At Zefo, team matters

According to Rohit, the toughest challenge in the first year was hiring. “We could not compromise on our standards in the longer term. We were around 10 people when we started. We mostly hired people we knew, those we trusted, and those who trusted us,” he recollects. Later on, Zefo hired a few people by signing up with LinkedIn and Naukri. The team now has around 200 people.

Tech and logistics were not too hard to figure out in a city like Bengaluru, where talent is abundant. But the quality check department needed a veteran. And they brought one in, all the way from Jodhpur, in July 2015.

Rana Ram, who has worked in quality control for various furniture manufacturers in Jodhpur, was referred to the Zefo team by their mentor Kaustabh Chakraborty, SVP of Category Management at Urban Ladder.

“We invited Rana to Bengaluru for a few days to show him what we do. He went back after three-four days. But he had liked our work, and decided to move to Bengaluru to work with us. He is still our QC head,” Rohit says.

Thriving, not just surviving

Selling furniture online is not an easy game. Still, over the course of time, Zefo dared to expand to five more cities and now provides pre-owned electrical appliances and mobile phones in addition to furniture – around 15,000 products across 14 categories.
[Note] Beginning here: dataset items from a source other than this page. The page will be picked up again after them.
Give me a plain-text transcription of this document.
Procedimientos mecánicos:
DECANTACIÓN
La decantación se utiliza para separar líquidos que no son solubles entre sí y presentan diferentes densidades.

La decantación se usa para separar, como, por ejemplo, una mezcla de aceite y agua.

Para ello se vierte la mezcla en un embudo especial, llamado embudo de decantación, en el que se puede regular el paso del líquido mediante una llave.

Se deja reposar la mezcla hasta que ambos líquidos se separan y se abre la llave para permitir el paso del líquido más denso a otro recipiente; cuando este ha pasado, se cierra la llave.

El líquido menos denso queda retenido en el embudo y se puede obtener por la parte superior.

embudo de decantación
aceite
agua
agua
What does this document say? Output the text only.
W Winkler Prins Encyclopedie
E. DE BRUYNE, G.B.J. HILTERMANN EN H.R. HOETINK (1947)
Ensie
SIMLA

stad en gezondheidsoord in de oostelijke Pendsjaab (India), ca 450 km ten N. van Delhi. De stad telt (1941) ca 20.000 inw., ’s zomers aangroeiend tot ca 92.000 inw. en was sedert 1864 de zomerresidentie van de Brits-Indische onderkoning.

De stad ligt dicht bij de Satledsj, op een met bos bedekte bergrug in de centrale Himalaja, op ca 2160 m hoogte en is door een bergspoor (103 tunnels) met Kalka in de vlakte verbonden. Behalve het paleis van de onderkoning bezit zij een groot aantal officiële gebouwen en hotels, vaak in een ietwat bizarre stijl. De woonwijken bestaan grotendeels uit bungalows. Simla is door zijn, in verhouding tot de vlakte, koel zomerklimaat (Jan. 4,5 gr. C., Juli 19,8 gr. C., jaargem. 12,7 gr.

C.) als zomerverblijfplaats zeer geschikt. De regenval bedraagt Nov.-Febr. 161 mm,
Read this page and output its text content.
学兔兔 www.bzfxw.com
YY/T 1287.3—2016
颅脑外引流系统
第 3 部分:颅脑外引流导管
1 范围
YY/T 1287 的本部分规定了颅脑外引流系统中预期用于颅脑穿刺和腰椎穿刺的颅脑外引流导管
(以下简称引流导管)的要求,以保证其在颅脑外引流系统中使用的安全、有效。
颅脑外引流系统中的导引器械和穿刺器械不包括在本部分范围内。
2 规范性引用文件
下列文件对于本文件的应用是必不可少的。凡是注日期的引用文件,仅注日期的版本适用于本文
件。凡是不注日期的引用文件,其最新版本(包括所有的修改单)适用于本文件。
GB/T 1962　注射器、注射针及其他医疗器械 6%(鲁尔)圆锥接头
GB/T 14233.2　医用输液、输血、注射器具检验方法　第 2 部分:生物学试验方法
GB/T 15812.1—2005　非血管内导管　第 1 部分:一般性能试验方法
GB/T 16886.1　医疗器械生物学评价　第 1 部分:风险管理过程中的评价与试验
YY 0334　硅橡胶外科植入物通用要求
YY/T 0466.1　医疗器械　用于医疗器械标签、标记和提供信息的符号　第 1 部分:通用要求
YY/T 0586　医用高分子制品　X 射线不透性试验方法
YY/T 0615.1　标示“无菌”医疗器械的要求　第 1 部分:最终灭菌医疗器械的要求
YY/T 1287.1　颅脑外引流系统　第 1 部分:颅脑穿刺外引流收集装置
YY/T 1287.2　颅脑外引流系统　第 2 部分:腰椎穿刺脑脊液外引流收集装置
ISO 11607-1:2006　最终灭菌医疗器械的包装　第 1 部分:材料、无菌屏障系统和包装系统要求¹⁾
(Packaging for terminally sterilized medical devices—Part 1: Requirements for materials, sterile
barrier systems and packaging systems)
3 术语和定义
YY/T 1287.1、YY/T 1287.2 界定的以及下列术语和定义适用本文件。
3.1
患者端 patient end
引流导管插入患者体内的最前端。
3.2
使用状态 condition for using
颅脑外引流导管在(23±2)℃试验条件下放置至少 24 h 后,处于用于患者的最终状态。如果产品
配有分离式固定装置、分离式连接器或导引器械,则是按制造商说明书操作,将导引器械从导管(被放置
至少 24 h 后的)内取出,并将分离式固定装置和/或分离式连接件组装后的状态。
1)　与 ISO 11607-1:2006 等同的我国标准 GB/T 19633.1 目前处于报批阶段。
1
It also partners with UrbanLadder, Pepperfry, Amazon, and Flipkart for exchange programmes.

More than 50 percent of its procurement comes from single sellers, and they offer the seller the opportunity to receive cash up front.

Today, having raised around $20 million in multiple rounds of funding, Zefo also offers a buy-back guarantee on its products.

Zefo was also recently among the 38 Asian entrepreneurs handpicked for Alibaba’s eFounders fellowship programme. Zefo is on a high, and a hard-earned one at that.